The inference of cellular contacts and the scale at which microenvironmental signals diffuse across the local cellular context are fields of current study3841 and of importance for the detection of tissue microanatomy. UTAG requires a user-provided parameter to discretize cellular contacts. In our experience, we found that changes in this parameter were most needed depending on the resolution of the images, since optical imaging typically has more resolution than, for example, laser-based tissue ablation in IMC. Nonetheless, this is something we purposefully designed to be tuned by the user so that UTAG is adaptable without making assumptions on the underlying structure of the tissue, such as has been done previously, for example, relying on the consistent shape of germinal centers42.
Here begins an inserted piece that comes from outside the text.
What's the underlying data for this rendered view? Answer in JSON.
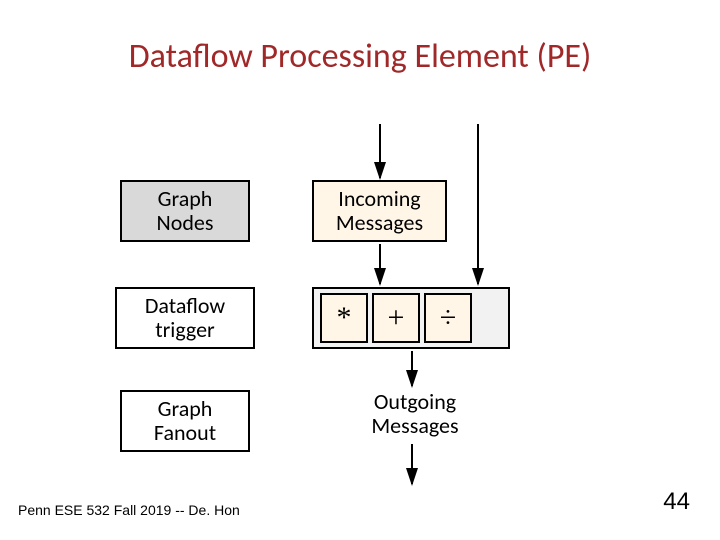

UTAG opens new possibilities in our ability to understand tissue architecture by detecting microanatomical domains, but also by quantifying how they interact at a higher level, to a point that we could infer the broad rules of human lung architecture. We envision that, in the future, UTAG could be applied to traditional histopathological images if an appropriate feature matrix can be extracted. That would open the possibility for the detection of microanatomical structures in large biobanks and association of these with clinical features at scale. Likewise, systematic application of UTAG in image data from various organs will undoubtedly accelerate projects such as spatial cell atlases4345, by providing microanatomical context to the cells and enabling ground-up discovery of tissue architecture beyond cell type composition of tissues. Another exciting future application is the discovery of microanatomy in volumetric images of tissue13,4648, since there is no conceptual limitation to using UTAG in three dimensions. This would enable robust morphometry of tissue structures, since a current challenge in two-dimensional analysis of tissue is the detection of structure independent of the cutting angle. Robust assessment of tissue microanatomy could enable the definition of tissue integrity ranges in human tissue across ages, detection of early precancer lesions and cancer invasion, and the study of age-associated diseases characterized by cellular degeneration, fibrosis and loss of tissue integrity.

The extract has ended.